Shifting to a digital-first strategy and the steps to making it pay for publishers

By Freddy Mayhew

Partner Content*: ‘Digital first’ has been a buzzword for years in news publishing, but as the pandemic has accelerated print decline, making the shift from print to digital has become a necessity for most publishers.

While print news has a relatively simple business model: sell or distribute as many copies as possible each day/week and get the best price for adverts in the paper, digital brings new challenges.

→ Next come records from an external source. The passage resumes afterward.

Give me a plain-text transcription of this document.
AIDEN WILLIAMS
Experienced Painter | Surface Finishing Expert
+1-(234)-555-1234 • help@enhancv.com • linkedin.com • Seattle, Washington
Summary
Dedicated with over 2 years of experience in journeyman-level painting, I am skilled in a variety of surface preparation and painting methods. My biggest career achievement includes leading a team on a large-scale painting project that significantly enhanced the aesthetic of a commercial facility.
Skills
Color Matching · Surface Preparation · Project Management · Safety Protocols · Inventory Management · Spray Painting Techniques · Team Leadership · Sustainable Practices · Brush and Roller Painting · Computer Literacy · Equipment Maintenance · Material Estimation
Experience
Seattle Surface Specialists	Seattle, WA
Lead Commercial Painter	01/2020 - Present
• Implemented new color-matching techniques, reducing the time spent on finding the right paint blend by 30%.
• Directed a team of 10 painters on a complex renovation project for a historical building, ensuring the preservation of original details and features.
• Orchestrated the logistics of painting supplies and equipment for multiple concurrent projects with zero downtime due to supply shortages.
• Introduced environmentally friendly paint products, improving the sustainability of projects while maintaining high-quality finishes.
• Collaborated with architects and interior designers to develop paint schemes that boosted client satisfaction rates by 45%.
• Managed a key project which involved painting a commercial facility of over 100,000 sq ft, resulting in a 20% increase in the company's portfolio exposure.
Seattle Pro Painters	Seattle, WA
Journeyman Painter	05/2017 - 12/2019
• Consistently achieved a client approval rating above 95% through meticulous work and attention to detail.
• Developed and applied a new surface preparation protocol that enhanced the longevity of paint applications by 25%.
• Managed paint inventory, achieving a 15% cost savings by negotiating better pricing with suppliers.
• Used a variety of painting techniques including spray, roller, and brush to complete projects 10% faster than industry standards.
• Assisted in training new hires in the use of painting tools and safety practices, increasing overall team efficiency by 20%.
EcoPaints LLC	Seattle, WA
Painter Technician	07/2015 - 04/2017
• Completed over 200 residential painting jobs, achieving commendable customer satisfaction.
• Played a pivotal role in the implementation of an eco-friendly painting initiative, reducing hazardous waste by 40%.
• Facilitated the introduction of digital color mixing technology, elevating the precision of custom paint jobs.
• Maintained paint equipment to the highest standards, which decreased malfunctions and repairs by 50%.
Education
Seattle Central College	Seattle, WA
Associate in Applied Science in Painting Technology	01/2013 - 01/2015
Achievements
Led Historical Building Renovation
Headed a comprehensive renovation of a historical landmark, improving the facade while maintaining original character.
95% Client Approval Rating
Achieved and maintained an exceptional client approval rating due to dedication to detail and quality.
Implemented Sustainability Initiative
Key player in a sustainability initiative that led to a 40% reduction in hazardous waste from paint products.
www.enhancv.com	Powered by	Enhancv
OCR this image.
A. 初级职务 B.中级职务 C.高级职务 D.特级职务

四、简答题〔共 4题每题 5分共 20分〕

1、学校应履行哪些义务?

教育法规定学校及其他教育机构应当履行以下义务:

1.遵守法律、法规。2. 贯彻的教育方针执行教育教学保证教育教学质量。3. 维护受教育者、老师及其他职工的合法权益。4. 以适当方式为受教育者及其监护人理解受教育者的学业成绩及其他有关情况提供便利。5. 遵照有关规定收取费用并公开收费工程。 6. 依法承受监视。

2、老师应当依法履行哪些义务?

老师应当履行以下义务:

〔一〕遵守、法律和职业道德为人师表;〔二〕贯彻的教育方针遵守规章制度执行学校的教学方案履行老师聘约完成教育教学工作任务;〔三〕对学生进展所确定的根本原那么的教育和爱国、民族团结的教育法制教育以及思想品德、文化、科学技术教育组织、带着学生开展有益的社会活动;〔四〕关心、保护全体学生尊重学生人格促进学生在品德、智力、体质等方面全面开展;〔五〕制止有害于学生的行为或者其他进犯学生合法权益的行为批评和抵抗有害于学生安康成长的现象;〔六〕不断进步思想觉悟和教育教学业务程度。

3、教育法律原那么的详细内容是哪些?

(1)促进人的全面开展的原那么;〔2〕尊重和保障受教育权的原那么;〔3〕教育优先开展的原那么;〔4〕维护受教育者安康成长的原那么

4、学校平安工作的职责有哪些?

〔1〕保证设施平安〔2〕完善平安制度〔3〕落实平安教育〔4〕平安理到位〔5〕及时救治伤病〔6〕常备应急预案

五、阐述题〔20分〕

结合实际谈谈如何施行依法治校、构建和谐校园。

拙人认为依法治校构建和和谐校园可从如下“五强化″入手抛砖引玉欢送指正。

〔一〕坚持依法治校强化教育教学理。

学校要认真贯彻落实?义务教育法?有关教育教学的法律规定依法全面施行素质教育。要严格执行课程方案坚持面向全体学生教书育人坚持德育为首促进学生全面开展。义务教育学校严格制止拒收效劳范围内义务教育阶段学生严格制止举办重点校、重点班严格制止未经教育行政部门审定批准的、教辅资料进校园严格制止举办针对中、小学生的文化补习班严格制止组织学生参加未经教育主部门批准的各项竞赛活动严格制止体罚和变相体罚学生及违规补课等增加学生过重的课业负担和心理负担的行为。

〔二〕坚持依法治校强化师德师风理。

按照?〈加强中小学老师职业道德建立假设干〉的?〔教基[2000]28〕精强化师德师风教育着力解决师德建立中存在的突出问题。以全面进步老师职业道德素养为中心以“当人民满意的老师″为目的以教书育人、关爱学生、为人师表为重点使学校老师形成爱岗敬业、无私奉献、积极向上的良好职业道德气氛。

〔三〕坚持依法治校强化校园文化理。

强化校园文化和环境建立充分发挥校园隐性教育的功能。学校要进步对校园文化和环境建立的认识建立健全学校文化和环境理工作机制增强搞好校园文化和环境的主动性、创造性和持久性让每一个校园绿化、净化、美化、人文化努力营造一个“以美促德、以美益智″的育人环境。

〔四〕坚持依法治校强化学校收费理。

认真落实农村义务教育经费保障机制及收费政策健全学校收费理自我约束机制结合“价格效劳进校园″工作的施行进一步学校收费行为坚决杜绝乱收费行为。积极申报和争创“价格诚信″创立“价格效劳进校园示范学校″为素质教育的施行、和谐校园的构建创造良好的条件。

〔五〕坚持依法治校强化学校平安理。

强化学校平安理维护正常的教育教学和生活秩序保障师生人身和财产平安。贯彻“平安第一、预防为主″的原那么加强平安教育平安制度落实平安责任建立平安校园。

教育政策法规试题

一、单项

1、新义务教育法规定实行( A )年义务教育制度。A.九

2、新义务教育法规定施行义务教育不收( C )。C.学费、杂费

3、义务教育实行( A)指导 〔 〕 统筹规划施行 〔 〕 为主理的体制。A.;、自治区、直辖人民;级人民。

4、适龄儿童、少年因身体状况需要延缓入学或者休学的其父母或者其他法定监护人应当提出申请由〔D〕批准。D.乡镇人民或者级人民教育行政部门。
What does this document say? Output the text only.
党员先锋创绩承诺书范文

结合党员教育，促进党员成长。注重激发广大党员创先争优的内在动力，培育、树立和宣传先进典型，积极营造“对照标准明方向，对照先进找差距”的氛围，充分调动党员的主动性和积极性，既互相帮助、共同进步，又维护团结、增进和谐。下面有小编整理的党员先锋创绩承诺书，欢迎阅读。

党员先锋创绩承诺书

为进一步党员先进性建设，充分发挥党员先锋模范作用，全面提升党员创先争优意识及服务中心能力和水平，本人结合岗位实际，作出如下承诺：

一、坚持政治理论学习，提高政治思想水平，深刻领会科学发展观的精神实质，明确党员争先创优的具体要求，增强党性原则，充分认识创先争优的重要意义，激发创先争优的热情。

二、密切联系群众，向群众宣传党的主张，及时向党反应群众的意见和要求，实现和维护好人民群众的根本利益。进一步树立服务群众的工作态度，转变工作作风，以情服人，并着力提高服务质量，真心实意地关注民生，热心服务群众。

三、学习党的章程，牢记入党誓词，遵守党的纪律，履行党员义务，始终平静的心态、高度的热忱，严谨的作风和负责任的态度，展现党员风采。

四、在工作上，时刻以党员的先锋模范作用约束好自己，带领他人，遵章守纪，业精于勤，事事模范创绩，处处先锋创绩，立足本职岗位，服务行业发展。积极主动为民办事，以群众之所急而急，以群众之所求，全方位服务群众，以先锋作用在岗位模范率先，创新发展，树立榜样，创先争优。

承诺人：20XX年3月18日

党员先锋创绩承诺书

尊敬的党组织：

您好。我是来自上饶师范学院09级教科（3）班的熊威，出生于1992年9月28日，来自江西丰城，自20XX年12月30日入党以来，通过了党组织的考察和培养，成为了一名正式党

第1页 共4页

Set out digital content and revenue strategy first

To help make a success of digital, publishers should set out their content strategy first and then look at how to monetise that strategy, says Gabe Karp – managing director EMEA of digital consultants 10up. His company has helped the likes of Politico, PA Media, TechCrunch, Global News and even the White House’s official website.

He says publishers are often going wrong in the digital space by not taking these first crucial steps, establishing their “true strategy”.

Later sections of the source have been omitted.